Uninsured motorist insurance protects you if you have an accident with an at-fault driver who doesn't have liability insurance. Underinsured motorist coverage intervenes when you have an accident with an at-fault driver whose limits of liability are too low to cover the medical expenses of any injured person. Auto liability insurance is a type of insurance that covers the cost of injuries and damage to the other driver's property if you are at fault for an accident. Auto liability insurance consists of both bodily injury and property damage liability insurance.
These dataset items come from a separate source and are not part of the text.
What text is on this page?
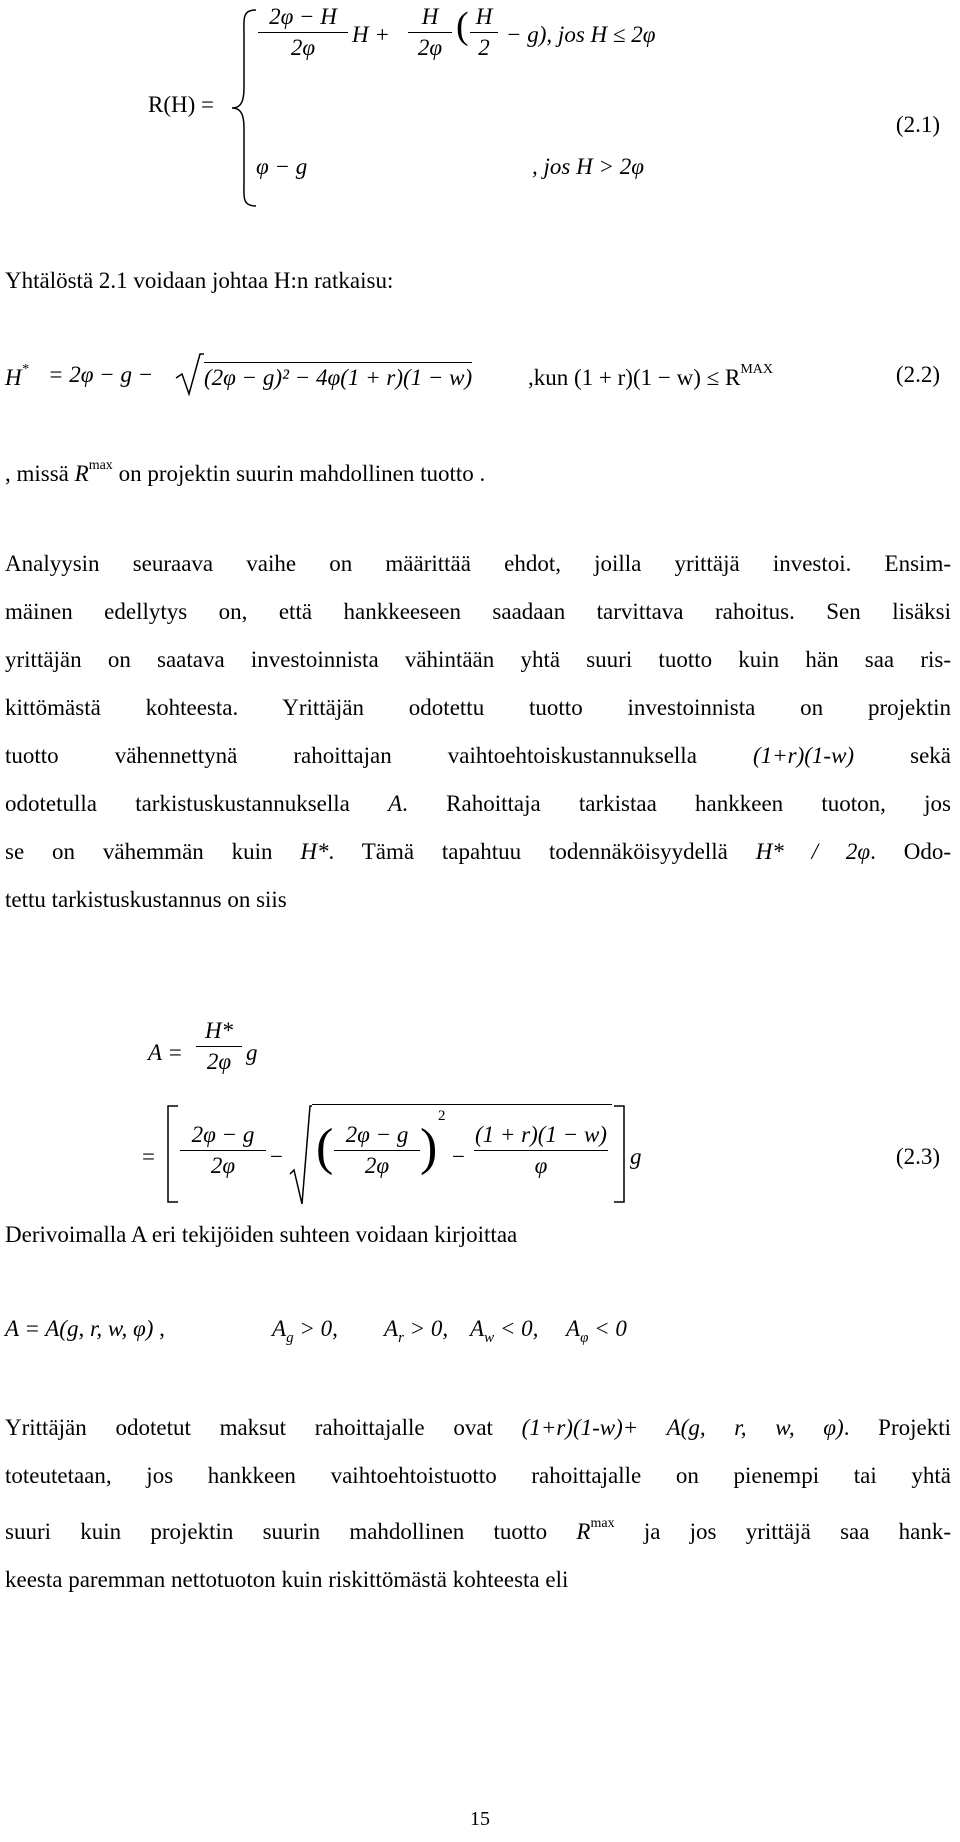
R(H) =
2φ − H
2φ
H +
H
2φ
( H
2
− g), jos H ≤ 2φ
φ − g	, jos H > 2φ
(2.1)
Yhtälöstä 2.1 voidaan johtaa H:n ratkaisu:
H* = 2φ − g − (2φ − g)² − 4φ(1 + r)(1 − w) ,kun $(1 + r)(1 - w) \le R^{MAX}$	(2.2)
, missä $R^{max}$ on projektin suurin mahdollinen tuotto .
Analyysin seuraava vaihe on määrittää ehdot, joilla yrittäjä investoi. Ensim-
mäinen edellytys on, että hankkeeseen saadaan tarvittava rahoitus. Sen lisäksi
yrittäjän on saatava investoinnista vähintään yhtä suuri tuotto kuin hän saa ris-
kittömästä kohteesta. Yrittäjän odotettu tuotto investoinnista on projektin
tuotto vähennettynä rahoittajan vaihtoehtoiskustannuksella (1+r)(1-w) sekä
odotetulla tarkistuskustannuksella A. Rahoittaja tarkistaa hankkeen tuoton, jos
se on vähemmän kuin H*. Tämä tapahtuu todennäköisyydellä H* / 2φ. Odo-
tettu tarkistuskustannus on siis
A =
H*
2φ g
=
2φ − g
2φ	− ( 2φ − g
2φ )
2
−
(1 + r)(1 − w)
φ	g	(2.3)
Derivoimalla A eri tekijöiden suhteen voidaan kirjoittaa
A = A(g, r, w, φ) ,	$A_g > 0$, $A_r > 0$, $A_w < 0$, $A_\varphi < 0$
Yrittäjän odotetut maksut rahoittajalle ovat (1+r)(1-w)+ A(g, r, w, φ). Projekti
toteutetaan, jos hankkeen vaihtoehtoistuotto rahoittajalle on pienempi tai yhtä
suuri kuin projektin suurin mahdollinen tuotto $R^{max}$ ja jos yrittäjä saa hank-
keesta paremman nettotuoton kuin riskittömästä kohteesta eli
15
The term “liability only” auto insurance is used to distinguish policies with basic coverage from those with collision insurance and comprehensive coverage. For tips on whether liability insurance alone is enough for your situation, check out WalletHub's guide to how much car insurance you can take out. Liability insurance is car insurance that covers damage or injury to a third party's property in the event of an accident. The exact cost of an auto liability insurance policy varies depending on several factors, including the state, the insurance company, the driver's history, and the amount of coverage purchased.
Auto liability insurance comes into play when the policyholder is found to be at fault for a car accident. Bodily injury liability insurance covers the other driver's medical expenses, while property damage liability insurance covers your vehicle and other items damaged in the accident, such as your house or a fence. And if your car is leased or financed, your lender will likely require you to take out collision and comprehensive insurance. You should have liability insurance only if the annual cost of full coverage exceeds 10% of the value of your car.
Liability insurance figures mean that an insurer will only pay liability claims for bodily injury or property damage up to a certain amount in dollars. Liability limits in auto insurance are the maximum amount your insurance company will pay for injuries and property damage in accidents you cause. Auto liability insurance covers medical expenses and property damage expenses incurred by other people as a result of an accident that you were held responsible for. The difference between comprehensive insurance and liability insurance is that comprehensive insurance covers your car when it is damaged by something other than a collision, while liability coverage pays for property damage and other people's injuries when you cause an accident.
All auto liability insurance policies include limits that are expressed with these numbers, and the order and notation are always the same. On average, auto liability insurance costs 51% less per year than full-coverage insurance, which generally includes liability along with collision coverage and comprehensive coverage. Liability insurance is the least expensive car insurance because it provides minimal coverage.